My highlight was the discovery of some interesting modern murals inside the green Government offices at the top of a large staircase that ran from the courtyard.

I never realized how much of a coastal dweller I was until I was in the middle of the Mexican heat of Merida. I longed for the relief of a sea breeze once again, but first it was off to the to see the desert ruins of Chichen Itza.

Related posts: Palenque, 2011, Oaxaca, 2011, Mexico City, 2011

Split and Zadar, 2010

The bus to Split was a necessity as no boats were running up the coastline in the off season.  Nevertheless, my husband and I saw some of Croatia’s larger islands along the way as well as a walled fort. We even went through Bosnia, as the country owns an area of seafront along the coast.

Split turned out to be my favourite spot in Croatia. We spent hours drinking and people watching on the Riva and enjoyed every second. The seafront overlooked the port where you could catch a ferry to Italy, but not in the off season. This was becoming a bit of a theme for our trip.

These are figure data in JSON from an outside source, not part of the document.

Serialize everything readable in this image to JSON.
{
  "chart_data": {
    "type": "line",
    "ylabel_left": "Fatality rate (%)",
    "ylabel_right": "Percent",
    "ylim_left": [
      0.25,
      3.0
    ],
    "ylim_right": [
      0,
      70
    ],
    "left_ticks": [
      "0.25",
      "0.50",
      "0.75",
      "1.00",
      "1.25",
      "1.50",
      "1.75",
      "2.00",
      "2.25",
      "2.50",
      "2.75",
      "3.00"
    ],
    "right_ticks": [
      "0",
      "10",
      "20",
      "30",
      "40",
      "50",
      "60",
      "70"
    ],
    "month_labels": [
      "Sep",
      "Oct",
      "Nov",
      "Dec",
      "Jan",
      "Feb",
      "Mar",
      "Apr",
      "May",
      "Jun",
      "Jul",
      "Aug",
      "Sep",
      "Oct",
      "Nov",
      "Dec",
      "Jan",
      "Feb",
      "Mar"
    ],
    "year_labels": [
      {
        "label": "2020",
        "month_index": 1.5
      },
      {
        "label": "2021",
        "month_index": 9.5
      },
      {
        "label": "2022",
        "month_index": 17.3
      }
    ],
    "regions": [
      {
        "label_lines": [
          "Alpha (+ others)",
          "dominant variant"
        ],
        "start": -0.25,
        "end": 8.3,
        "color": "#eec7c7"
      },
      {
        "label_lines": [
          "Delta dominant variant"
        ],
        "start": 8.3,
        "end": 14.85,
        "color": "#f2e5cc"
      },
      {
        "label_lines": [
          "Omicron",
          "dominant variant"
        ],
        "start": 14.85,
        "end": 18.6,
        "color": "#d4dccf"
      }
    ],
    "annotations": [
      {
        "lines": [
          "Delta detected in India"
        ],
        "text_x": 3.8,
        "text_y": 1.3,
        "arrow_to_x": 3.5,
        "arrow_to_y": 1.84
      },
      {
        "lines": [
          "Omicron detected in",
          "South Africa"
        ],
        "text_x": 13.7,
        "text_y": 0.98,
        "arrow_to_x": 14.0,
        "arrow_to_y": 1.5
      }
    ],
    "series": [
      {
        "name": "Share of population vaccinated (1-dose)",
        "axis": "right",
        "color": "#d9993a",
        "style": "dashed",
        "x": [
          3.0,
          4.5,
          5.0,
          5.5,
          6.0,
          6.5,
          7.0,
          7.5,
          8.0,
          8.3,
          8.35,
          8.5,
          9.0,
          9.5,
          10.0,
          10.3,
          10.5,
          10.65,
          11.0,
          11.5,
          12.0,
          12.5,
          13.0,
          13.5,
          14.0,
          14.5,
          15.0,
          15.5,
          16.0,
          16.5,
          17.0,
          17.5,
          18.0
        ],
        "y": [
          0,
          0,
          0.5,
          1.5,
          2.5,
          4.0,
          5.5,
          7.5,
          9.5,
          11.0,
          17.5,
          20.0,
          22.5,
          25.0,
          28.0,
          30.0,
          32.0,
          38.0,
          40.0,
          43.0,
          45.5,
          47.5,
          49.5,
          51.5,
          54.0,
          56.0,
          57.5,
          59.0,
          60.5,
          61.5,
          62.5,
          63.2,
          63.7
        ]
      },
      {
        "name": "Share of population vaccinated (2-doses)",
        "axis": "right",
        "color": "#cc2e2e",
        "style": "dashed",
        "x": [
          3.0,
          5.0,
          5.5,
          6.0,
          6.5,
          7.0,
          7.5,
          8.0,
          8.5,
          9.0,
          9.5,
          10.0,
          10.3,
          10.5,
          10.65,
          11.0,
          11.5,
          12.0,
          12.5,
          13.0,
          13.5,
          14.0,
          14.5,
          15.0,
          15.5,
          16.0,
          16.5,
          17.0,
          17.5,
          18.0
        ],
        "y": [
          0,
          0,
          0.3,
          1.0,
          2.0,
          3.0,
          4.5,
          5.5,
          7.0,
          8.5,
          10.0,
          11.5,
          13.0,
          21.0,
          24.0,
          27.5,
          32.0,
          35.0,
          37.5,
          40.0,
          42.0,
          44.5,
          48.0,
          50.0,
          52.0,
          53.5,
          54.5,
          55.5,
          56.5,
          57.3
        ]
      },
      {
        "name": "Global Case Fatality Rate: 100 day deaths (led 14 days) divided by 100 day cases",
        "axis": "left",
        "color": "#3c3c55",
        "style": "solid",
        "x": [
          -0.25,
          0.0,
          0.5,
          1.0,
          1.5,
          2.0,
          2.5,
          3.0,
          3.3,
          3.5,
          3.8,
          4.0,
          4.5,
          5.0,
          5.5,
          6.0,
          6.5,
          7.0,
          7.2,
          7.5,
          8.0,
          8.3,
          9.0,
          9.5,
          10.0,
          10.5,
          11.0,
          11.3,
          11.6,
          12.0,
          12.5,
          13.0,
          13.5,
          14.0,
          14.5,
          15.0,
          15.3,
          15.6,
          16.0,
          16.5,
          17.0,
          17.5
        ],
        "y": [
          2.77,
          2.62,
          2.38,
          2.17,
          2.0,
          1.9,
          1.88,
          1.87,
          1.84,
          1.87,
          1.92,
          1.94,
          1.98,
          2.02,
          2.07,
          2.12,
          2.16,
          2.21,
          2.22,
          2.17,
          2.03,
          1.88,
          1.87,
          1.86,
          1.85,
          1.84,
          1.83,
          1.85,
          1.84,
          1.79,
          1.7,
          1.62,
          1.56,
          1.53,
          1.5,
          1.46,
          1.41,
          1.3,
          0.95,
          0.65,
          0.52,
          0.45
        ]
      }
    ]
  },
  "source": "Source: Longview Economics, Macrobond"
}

The main attraction in Split was the Diocletian Palace which had a busy market in its basement halls where I bought a pair of earrings that go with everything. We emerged at ground level to see the roman ruins in Peristil Square and the Cathedral of St Dominus. Working our way around the old town we found the silver, golden and iron gates that mark the boundaries of the palace.

We found the main street, Paplice Palace and the tall rounded vestibule. We went inside one of the palace houses and to Vocni square. I found Narondi square most interesting with its mix of old, semi-old and new palaces surrounding the square. Out the back of back Diocletian Palace was a huge statue of a wizard called the Gregorius of Nin and the modern Grgura Ninskoy garden fountain.

It was fun wandering through the side streets of Split and I was pleased to discover that they had a Zara on Marmontova St, just past the Republike Prokurative square. We enjoyed many Italian style dinners and loved the little local guest house that we stayed in on a back street.

Zadar, our next stop, seemed very bizarre. We stayed in Villa Hresc on the lakeside and took a sunset walk into the old town. The main square had the Cathedral of St Anastasia, the round Church of St Donat and roman ruins. We also found the watch tower in Narodni square. My favourite was 5 wells square and shopping at the Mango shop that we found down a side street.

The city is more recently famous for its outdoor nightclubs like The Garden. Also new is the sun salutation and sea organ, which made louder noises as the waves from a passing cruise ship hit the instrument. We found the new seafront nearby and the ferry terminal where of course there were no boats running.

And so, the next day we caught the bus to Pag Island. I was starting to think we were never going to be able to never going to be able to get on a boat!